Migliore M, Payne H R, Jeyasingham K
Department of Thoracic Surgery, Frenchay Hospital, Bristol, UK.
Eur J Cardiothorac Surg. 1996;10(5):365-71. doi: 10.1016/s1010-7940(96)80096-0.
High or pharyngo-oesophageal dysphagia (PD) is defined as difficulty in initiating the act of swallowing within 1s. It involves the mechanisms controlling the tongue, pharynx and upper oesophageal sphincter (UOS) and is associated with a wide variety of local, neurologic and muscular disorders, and can also occur after surgery in the area and in response to gastro-oesophageal reflux (GOR). Our study aims at defining the criteria for surgery in PD and to evaluate the clinical results of such treatment.
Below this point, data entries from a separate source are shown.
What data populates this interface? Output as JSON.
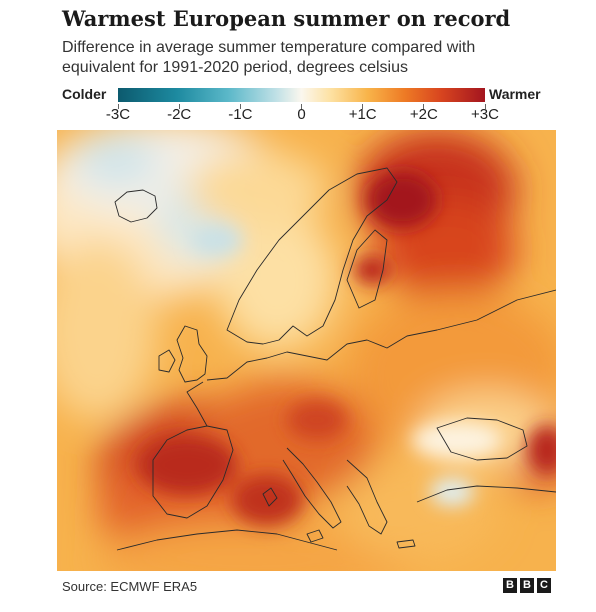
{
  "title": "Warmest European summer on record",
  "subtitle": "Difference in average summer temperature compared with equivalent for 1991-2020 period, degrees celsius",
  "legend": {
    "cold_label": "Colder",
    "warm_label": "Warmer",
    "ticks": [
      "-3C",
      "-2C",
      "-1C",
      "0",
      "+1C",
      "+2C",
      "+3C"
    ],
    "range": [
      -3,
      3
    ]
  },
  "source": "Source: ECMWF ERA5",
  "logo": [
    "B",
    "B",
    "C"
  ],
  "colors": {
    "coldest": "#0c5a6e",
    "neutral": "#fbf7ee",
    "warmest": "#a3151f"
  }
}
Twenty-three patients who underwent surgery were evaluated with pharyngo-oesophageal motility and ambulatory 24-hr pH-metry. The following parameters were measured: 1) pharyngeal contraction amplitude, 2) duration, 3) repetitive pharyngeal contractions, 4) UOS tone, 5) percentage of UOS relaxation, 6) duration of relaxation, 7) UOS closing pressure, 8) UOS closing duration, 9) co-ordination of UOS closing pressure and upper oesophageal (UO) contractions. Preoperative manometry showed a variety of abnormalities in several of the parameters, such as prolonged pharyngeal contraction ("spasm"), unco-ordinated pharyngeal contractions and UOS relaxation, low amplitude pharyngeal contractions, unco-ordinated UOS closing tone and UO contractions and hypotonic UO. Surgery was directed at the specific abnormality in each patient taking into consideration the presence or absence of GOR. Seventeen patients (74%) had excellent results. Three other patients (13%), who had improved swallowing but who continued to have GOR complicated by some oesophageal dysmotility, oesophagitis and an oesophageal web, underwent subsequent anti-reflux surgery with relief of symptoms. In conclusion, pharyngo-oesophageal motility measurement is mandatory in PD, especially when a diverticulum is absent. Cricopharyngeal myotomy with or without diverticulectomy as indicated produces excellent results. Associated oesophageal problems have to be dealt with appropriately.
高位或咽食管吞咽困难(PD)被定义为在1秒内开始吞咽动作困难。它涉及控制舌头、咽部和食管上括约肌(UOS)的机制,与多种局部、神经和肌肉疾病相关,也可在该区域手术后以及对胃食管反流(GOR)的反应中出现。我们的研究旨在确定PD的手术标准并评估这种治疗的临床效果。对23例接受手术的患者进行了咽食管动力和24小时动态pH监测评估。测量了以下参数:1)咽部收缩幅度,2)持续时间,3)重复性咽部收缩,4)UOS张力,5)UOS松弛百分比,6)松弛持续时间,7)UOS关闭压力,8)UOS关闭持续时间,9)UOS关闭压力与食管上段(UO)收缩的协调性。术前测压显示几个参数存在多种异常,如咽部收缩延长(“痉挛”)、咽部收缩与UOS松弛不协调、咽部收缩幅度低、UOS关闭张力与UO收缩不协调以及UO张力减退。手术针对每位患者的特定异常情况,同时考虑是否存在GOR。17例患者(74%)效果极佳。另外3例患者(13%)吞咽功能有所改善,但仍有GOR,并伴有一些食管动力障碍、食管炎和食管蹼,随后接受了抗反流手术,症状得到缓解。总之,在PD中,尤其是不存在憩室时,咽食管动力测量是必要的。根据需要进行的环咽肌切开术加或不加憩室切除术效果极佳。相关的食管问题必须妥善处理。